11. Incremento en la capacidad de los equipos y servicios
de interconexión como internet, teléfono y
redes internas.
12. Llamadas de teléfono y celulares del diputado,
su secretaria y auxiliar.
13. Servicios de oficina para al menos tres personas: copiadora,
agua, café, papelería, bebidas, etc.
14. A mayor número de diputados de partido hay más
actividad partidista quizá disfrazada de acciones
sociales.
15. A más diputados plurinominales hay un mayor número
de grupos políticos dentro de cada partido, lo que
hace que se entorpezcan las posiciones por las rencillas
internas.
16. Ya que todas las fracciones pagan asesores, entre más
diputados habrá más asesores y por lo tanto
un incremento en el pago proporcional de asesores o analistas.
Si monetizamos estas variables fácilmente llegaremos
a cerca de 10 millones de pesos por diputado en un período
de tres años, 120 millones de pesos en un período
por los 12 diputados plurinominales.
El problema es definir los beneficios, ya que los diputados
plurinominales responden a los intereses de los partidos.
Los criterios que se tomaron en cuenta para la redistritación,
es decir la conformación de los diputados uninominales,
fueron: 1). Balance poblacional o valor idéntico
de cada voto; es decir, antes los pobladores de la sierra
eran ciudadanos de primera porque menos ciudadanos tenían
más diputados. 2). Homogeneidad de la población
para preservar, en la medida de lo posible, los barrios,
colonias, secciones, municipios y comunidades rurales e
indígenas. 3). Facilitar a los ciudadanos el traslado
al lugar en el que habrán de sufragar entre otros.
Entonces, los beneficios tangibles de tener diputados plurinominales
que puedo apreciar, muy a fuerzas, son:
1. Mayor representación de los partidos y menor número
de conflictos políticos por contar con mayores de
espacios de diálogo.
2. Mayor actividad partidista, lo cual ya no sé si
es bueno o malo.
3. Mayor atención a la sociedad, ya que entre más
diputados, hay menos comisiones qué atender por diputado
y éste tiene más tiempo de atención
a sus representados, pero en los diputados plurinominales
sus representados son el mismo partido político,
por lo que sólo responde a quienes lo incluyeron
en las listas.
4. Aumento de número de plazas para los partidos,
pues entre más plurinominales mayor es el número
de personal colocado, lo que facilita tener muchos grupos
en cada partido.
5. Canalizar a los líderes al stablishment, toda
vez que cuando un líder anda descarriado se le propone
como candidato plurinominal y deja de ser problema.

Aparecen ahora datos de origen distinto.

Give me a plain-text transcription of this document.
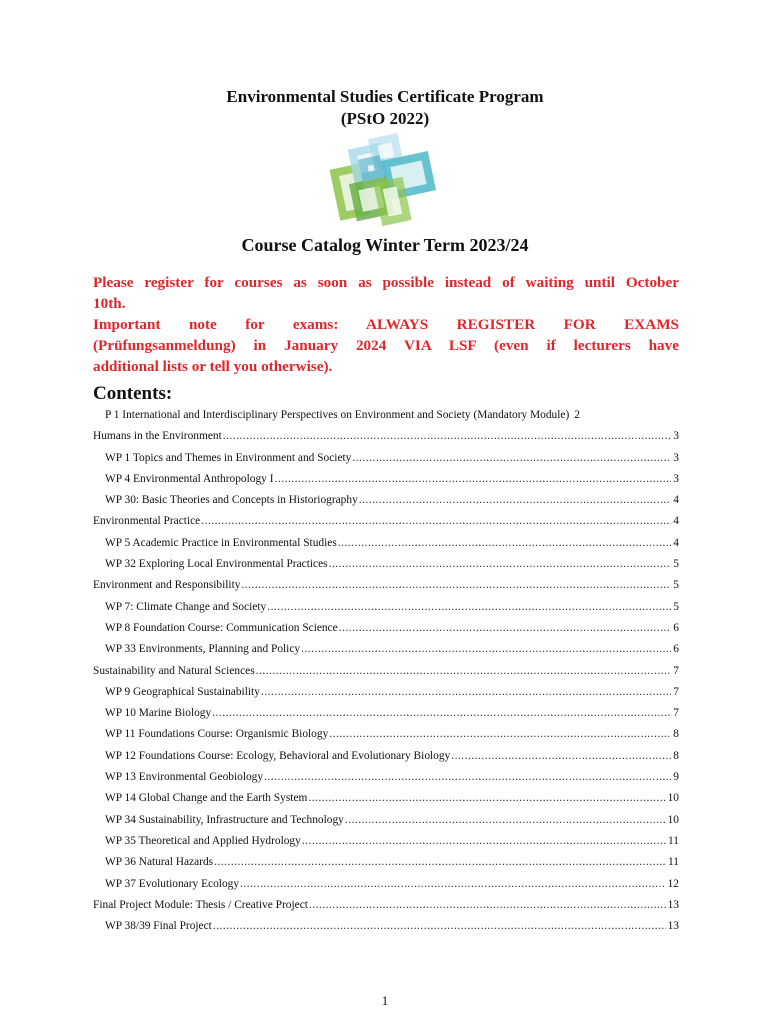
Environmental Studies Certificate Program
(PStO 2022)
Course Catalog Winter Term 2023/24

Please register for courses as soon as possible instead of waiting until October

10th.

Important note for exams: ALWAYS REGISTER FOR EXAMS

(Prüfungsanmeldung) in January 2024 VIA LSF (even if lecturers have

additional lists or tell you otherwise).

Contents:
P 1 International and Interdisciplinary Perspectives on Environment and Society (Mandatory Module) 2
Humans in the Environment .....	3
WP 1 Topics and Themes in Environment and Society .....	3
WP 4 Environmental Anthropology I .....	3
WP 30: Basic Theories and Concepts in Historiography .....	4
Environmental Practice .....	4
WP 5 Academic Practice in Environmental Studies .....	4
WP 32 Exploring Local Environmental Practices .....	5
Environment and Responsibility .....	5
WP 7: Climate Change and Society .....	5
WP 8 Foundation Course: Communication Science .....	6
WP 33 Environments, Planning and Policy .....	6
Sustainability and Natural Sciences .....	7
WP 9 Geographical Sustainability .....	7
WP 10 Marine Biology .....	7
WP 11 Foundations Course: Organismic Biology .....	8
WP 12 Foundations Course: Ecology, Behavioral and Evolutionary Biology .....	8
WP 13 Environmental Geobiology .....	9
WP 14 Global Change and the Earth System .....	10
WP 34 Sustainability, Infrastructure and Technology .....	10
WP 35 Theoretical and Applied Hydrology .....	11
WP 36 Natural Hazards .....	11
WP 37 Evolutionary Ecology .....	12
Final Project Module: Thesis / Creative Project .....	13
WP 38/39 Final Project .....	13
1
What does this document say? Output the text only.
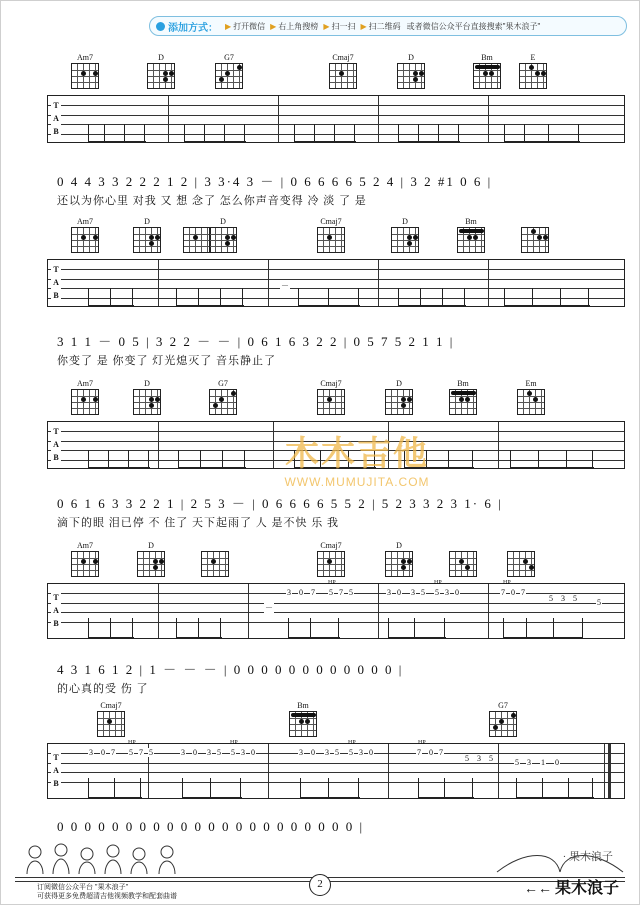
添加方式： ▶ 打开微信 ▶ 右上角搜榜 ▶ 扫一扫 ▶ 扫二维码 或者微信公众平台直接搜索"果木浪子"
Am7	D	G7	Cmaj7	D	Bm	E
T
A
B
0 4 4 3 3 2 2 2 1 2 | 3 3·4 3 － | 0 6 6 6 6 5 2 4 | 3 2 #1 0 6 |
还以为你心里 对我 又 想 念了 怎么你声音变得 冷 淡 了 是
Am7	D	D	Cmaj7	D	Bm
－
T
A
B
3 1 1 － 0 5 | 3 2 2 － － | 0 6 1 6 3 2 2 | 0 5 7 5 2 1 1 |
你变了 是 你变了 灯光熄灭了 音乐静止了
Am7	D	G7	Cmaj7	D	Bm	Em
T
A
B
0 6 1 6 3 3 2 2 1 | 2 5 3 － | 0 6 6 6 6 5 5 2 | 5 2 3 3 2 3 1· 6 |
滴下的眼 泪已停 不 住了 天下起雨了 人 是不快 乐 我
木木吉他
WWW.MUMUJITA.COM
Am7	D	Cmaj7	D
－
3 0 7 5 7 5
HP
3 0 3 5 5 3 0
HP
7 0 7
HP
5 3 5	5
T
A
B
4 3 1 6 1 2 | 1 － － － | 0 0 0 0 0 0 0 0 0 0 0 0 |
的心真的受 伤 了
Cmaj7	Bm	G7
3 0 7 5 7 5
HP
3 0 3 5 5 3 0
HP
3 0 3 5 5 3 0
HP
7 0 7
HP
5 3 5	5 3 1 0
T
A
B
0 0 0 0 0 0 0 0 0 0 0 0 0 0 0 0 0 0 0 0 0 0 |
订阅微信公众平台 "果木浪子"
可获得更多免费超清吉他视频教学和配套曲谱
2
· 果木浪子
←← 果木浪子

Los anteriores no sé si sean beneficios para la sociedad.
Sí lo son para los partidos políticos y para
el gobierno. Actualmente, con tantos plurinominales sólo
hacemos crecer a los enanos. Después querremos diputados
plurinominales sectoriales o por nichos de mercado: género,
indígena, joven, empresario, rural, campesino, etc.
Pareciera que tendemos a una representación total
de la sociedad como en los tiempos del Partido Comunista
en la Unión Soviética, pero ahora con muchos
partidos. Una burda democracia partidista en nuestro Congreso.
Así, para el 2009 tendremos 21 distritos y 12 diputados
de partido (36 por ciento), lo que significa que podríamos
bajarle al menos 120 millones de pesos al presupuesto del
Congreso del Estado si desapareciéramos estos diputados.
Luego le cuento si llego a sacar mis imágenes. Total
si perdemos 120 millones de pesos en los diputados plurinominales,
qué más da sacar o no una imagen y comprobar
que en el ISSSTESON soy paciente de tercera.